There is some serious galaxy brained mushy reasoning going on here, like Trump never promised to shut down (or roll into the State Department) USAID specifically, therefore nobody voted for it. But he ran on draining the swamp, stopping foreign aid as long as there are still unmet challenges at home, shrinking the federal government, stopping waste and corruption. It's like if a guy ran on starting a war with Cuba, and then when Havana get's bombed, normies start shouting "Nobody voted to bomb Havana!" I mean, alright, but they voted for the guy who's #1 issue was starting a war with the country Havana is in. Pretty reasonable to think that was on the table and a high likelihood. Nobody ever votes on day to day tactical decisions of a strategic campaign promise.
Personally I think this speaks to the larger conceit among liberals when it comes to their Message: Liberals are automatically right, and everyone who does not heed the wisdom of our words is just too stupid to understand what we are saying so we need to say it louder.
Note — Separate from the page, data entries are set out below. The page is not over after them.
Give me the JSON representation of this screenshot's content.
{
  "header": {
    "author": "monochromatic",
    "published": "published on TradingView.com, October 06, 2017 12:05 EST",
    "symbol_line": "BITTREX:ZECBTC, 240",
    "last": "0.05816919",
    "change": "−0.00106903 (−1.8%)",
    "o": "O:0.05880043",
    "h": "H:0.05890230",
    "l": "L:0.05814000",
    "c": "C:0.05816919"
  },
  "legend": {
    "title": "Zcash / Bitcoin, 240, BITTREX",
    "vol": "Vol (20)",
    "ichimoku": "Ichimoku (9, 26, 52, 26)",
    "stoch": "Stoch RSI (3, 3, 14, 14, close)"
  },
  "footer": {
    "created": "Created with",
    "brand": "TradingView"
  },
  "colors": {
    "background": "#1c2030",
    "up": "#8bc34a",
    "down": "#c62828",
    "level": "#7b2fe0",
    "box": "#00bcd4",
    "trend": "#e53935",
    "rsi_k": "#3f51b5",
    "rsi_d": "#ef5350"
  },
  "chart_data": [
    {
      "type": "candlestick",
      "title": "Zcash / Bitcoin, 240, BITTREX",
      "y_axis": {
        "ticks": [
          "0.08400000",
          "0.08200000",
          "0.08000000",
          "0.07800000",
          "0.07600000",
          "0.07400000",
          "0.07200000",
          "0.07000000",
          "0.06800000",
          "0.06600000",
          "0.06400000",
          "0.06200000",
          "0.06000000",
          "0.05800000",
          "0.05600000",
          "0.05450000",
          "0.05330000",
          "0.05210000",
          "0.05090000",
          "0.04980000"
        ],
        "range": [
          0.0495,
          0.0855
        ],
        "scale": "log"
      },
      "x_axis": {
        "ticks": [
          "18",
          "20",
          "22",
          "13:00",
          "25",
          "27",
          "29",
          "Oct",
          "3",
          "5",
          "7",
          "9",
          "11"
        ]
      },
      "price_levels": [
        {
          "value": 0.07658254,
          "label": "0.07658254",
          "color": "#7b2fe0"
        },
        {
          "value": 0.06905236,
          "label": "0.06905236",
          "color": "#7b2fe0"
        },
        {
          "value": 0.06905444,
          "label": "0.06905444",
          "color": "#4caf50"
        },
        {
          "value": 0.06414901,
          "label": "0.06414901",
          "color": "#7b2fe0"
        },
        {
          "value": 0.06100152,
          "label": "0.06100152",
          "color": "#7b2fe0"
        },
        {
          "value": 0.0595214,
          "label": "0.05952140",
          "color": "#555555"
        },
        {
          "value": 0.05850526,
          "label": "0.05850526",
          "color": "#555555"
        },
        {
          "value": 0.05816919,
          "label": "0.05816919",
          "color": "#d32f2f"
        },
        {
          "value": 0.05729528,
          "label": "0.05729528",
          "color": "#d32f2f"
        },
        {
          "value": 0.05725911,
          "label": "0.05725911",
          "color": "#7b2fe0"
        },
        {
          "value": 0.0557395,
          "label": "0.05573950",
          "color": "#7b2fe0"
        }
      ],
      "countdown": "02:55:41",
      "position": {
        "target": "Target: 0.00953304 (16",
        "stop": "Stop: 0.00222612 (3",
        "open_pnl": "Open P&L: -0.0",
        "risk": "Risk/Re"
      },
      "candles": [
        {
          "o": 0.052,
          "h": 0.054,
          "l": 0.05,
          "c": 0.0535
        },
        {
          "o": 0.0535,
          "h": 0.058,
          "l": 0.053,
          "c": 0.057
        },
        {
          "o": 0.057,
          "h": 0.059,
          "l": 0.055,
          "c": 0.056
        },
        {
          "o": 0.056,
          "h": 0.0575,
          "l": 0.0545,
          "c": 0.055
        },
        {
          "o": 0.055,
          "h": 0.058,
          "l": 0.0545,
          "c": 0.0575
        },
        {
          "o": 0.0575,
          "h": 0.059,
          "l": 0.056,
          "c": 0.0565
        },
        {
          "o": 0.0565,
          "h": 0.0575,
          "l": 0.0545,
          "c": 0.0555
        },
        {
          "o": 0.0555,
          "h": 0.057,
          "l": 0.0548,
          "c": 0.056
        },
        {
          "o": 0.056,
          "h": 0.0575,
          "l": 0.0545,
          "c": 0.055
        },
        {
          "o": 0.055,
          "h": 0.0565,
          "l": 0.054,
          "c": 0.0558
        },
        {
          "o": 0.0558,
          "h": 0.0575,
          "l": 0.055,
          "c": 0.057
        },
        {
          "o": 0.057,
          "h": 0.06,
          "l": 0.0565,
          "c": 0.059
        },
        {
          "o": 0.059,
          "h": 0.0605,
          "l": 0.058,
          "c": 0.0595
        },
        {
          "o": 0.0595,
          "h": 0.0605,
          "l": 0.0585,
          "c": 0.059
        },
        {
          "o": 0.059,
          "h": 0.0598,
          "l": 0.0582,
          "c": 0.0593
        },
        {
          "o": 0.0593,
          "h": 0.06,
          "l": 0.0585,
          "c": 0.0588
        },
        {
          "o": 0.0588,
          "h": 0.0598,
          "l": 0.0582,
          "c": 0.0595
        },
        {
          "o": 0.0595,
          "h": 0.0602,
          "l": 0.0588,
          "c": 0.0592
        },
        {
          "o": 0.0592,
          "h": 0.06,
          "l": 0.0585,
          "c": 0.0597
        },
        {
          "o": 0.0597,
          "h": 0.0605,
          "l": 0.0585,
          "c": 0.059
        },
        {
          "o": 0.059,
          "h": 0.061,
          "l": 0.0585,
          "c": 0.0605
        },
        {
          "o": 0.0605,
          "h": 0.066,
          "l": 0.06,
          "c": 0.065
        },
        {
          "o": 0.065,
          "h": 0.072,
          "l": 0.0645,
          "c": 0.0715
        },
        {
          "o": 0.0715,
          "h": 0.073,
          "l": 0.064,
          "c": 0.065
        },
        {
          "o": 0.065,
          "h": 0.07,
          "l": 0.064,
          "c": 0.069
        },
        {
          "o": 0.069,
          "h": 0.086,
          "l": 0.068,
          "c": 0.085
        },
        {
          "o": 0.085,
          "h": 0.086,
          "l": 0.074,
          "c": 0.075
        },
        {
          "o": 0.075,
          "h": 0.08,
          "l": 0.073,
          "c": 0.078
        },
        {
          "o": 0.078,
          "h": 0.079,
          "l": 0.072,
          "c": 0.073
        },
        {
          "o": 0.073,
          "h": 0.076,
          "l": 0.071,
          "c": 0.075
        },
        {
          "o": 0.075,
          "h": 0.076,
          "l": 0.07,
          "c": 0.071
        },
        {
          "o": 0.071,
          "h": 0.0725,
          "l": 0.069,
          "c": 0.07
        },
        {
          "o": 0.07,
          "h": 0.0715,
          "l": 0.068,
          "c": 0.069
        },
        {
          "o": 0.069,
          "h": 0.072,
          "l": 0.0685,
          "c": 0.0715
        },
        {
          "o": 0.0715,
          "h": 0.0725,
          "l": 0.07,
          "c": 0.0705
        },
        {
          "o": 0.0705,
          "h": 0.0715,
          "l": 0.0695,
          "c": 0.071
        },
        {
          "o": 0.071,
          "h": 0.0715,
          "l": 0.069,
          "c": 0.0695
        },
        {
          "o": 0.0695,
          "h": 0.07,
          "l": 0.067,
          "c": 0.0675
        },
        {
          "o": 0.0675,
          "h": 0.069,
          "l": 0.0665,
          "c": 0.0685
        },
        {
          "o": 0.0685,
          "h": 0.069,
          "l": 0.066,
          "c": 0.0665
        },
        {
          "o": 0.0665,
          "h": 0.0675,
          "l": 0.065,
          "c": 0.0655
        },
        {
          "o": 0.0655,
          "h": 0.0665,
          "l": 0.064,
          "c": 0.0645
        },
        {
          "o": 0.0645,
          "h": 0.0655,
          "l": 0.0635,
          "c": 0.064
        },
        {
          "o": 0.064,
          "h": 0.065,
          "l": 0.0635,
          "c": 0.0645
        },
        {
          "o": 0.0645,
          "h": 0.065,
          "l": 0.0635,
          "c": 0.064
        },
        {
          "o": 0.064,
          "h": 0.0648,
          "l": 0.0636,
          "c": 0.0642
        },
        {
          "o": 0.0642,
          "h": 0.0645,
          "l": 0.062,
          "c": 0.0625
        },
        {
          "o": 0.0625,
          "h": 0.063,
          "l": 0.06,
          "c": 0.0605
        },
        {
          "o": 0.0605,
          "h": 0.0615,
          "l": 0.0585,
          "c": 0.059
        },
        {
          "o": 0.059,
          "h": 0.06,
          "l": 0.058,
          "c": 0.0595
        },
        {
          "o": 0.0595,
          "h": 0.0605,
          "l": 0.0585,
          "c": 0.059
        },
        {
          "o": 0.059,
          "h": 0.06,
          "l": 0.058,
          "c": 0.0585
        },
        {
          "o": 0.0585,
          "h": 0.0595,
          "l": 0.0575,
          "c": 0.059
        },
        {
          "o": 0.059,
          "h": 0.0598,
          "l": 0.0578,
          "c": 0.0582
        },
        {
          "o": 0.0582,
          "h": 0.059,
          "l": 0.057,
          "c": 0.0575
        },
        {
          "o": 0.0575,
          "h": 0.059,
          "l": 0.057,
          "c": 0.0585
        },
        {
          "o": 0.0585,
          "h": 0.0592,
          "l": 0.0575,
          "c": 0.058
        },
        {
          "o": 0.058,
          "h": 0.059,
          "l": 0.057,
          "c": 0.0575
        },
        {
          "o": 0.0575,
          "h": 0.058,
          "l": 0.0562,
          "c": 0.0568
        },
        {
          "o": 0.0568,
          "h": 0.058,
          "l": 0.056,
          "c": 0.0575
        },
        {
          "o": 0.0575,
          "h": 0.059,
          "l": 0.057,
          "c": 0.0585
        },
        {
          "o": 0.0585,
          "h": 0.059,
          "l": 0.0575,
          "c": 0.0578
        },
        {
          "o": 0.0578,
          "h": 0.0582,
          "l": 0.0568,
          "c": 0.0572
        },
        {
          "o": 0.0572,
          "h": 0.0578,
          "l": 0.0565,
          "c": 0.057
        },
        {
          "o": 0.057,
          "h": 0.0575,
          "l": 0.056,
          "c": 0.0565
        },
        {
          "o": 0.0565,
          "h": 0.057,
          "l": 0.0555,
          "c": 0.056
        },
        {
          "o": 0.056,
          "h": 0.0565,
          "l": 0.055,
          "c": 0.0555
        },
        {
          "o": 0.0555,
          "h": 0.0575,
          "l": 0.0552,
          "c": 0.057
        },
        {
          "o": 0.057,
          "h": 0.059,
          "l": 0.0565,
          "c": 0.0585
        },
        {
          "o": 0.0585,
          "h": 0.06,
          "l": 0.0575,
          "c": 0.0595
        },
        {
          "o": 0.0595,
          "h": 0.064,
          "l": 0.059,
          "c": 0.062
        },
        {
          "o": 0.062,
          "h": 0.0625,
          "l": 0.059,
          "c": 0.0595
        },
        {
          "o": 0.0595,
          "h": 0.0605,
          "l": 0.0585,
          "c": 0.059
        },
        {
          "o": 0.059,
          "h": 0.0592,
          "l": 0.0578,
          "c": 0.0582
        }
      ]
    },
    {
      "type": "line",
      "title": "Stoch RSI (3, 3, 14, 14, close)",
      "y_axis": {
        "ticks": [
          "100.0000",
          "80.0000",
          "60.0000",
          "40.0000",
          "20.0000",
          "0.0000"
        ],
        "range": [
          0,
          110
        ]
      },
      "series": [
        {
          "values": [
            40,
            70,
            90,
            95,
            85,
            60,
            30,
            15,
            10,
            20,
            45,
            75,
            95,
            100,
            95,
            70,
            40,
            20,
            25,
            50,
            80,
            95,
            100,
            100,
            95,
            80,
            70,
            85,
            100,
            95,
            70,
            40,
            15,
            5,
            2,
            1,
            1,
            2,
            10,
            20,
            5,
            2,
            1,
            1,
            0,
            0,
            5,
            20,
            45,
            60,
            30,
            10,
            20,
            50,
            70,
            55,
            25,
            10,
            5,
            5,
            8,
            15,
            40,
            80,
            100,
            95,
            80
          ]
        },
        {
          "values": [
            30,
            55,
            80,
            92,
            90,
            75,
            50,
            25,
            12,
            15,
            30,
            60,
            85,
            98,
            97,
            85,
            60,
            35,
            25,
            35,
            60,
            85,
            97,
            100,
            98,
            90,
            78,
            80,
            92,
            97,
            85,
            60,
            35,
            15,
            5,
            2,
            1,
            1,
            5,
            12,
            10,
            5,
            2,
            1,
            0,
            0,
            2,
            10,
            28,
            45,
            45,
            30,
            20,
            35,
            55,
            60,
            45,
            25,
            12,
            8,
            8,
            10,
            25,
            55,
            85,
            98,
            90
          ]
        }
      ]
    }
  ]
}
At no point in all this political discussion have I seen liberals consider that maybe their words have been heard and understood and have been found wanting. That the foundational reality the liberals aim at creating is not one that people want to live in, and that the path to get to that reality is even more broken than the end result. A nanny state run by Sorkins fantasy West Wing archetypes is great to a liberal, but when I watch that show I see careerist egoists unable to resist sticking their grubby fingers in everything they don't even have the interest to understand.
I recently did a long post on my Tumblr about this, making an analogy to a classroom:
I've seen a lot of Youtube video on this, too. That they didn't do enough to point out how Trump is an evil, racist fascist campaigning on pure hate and desire to hurt people, and how the Democratic party stands for joy, hope, and everything that is good in the world. The metaphorical teacher just isn't giving the lesson properly for the dummies in the back of the class. Or they're being drowned out by lies and disinformation pouring from far-right pipelines like x.com, and we need more censorship and fact-checking.
I have seen people, on Tumblr, Reddit, and Youtube, who do indeed consider that. They do hold that a lot of voters did understand what the Democratic party was selling, and rejected it in favor of Trump. That their words have been found wanting… which is why Trump voters aren't stupid, but evil. Because if you knowingly, with full understanding, choose the "indisputably fascist" Trump and his party of pure hate over Harris's "flawless campaign of joy and unity" with all the objectively correct policies, knowingly choose lies over truth, knowingly choose fascism over democracy, then you're a Nazi. It's not that everyone on the other side is "just too stupid" — it's that they're either stupid or evil. The former just need to hear the message louder and more often, until they finally get it. The latter need to get what they deserve, just like Corey Comperatore.
If the voters don't like what the Democratic party is selling… then the voters are wrong, and it's the voters who are the problem needing fixed.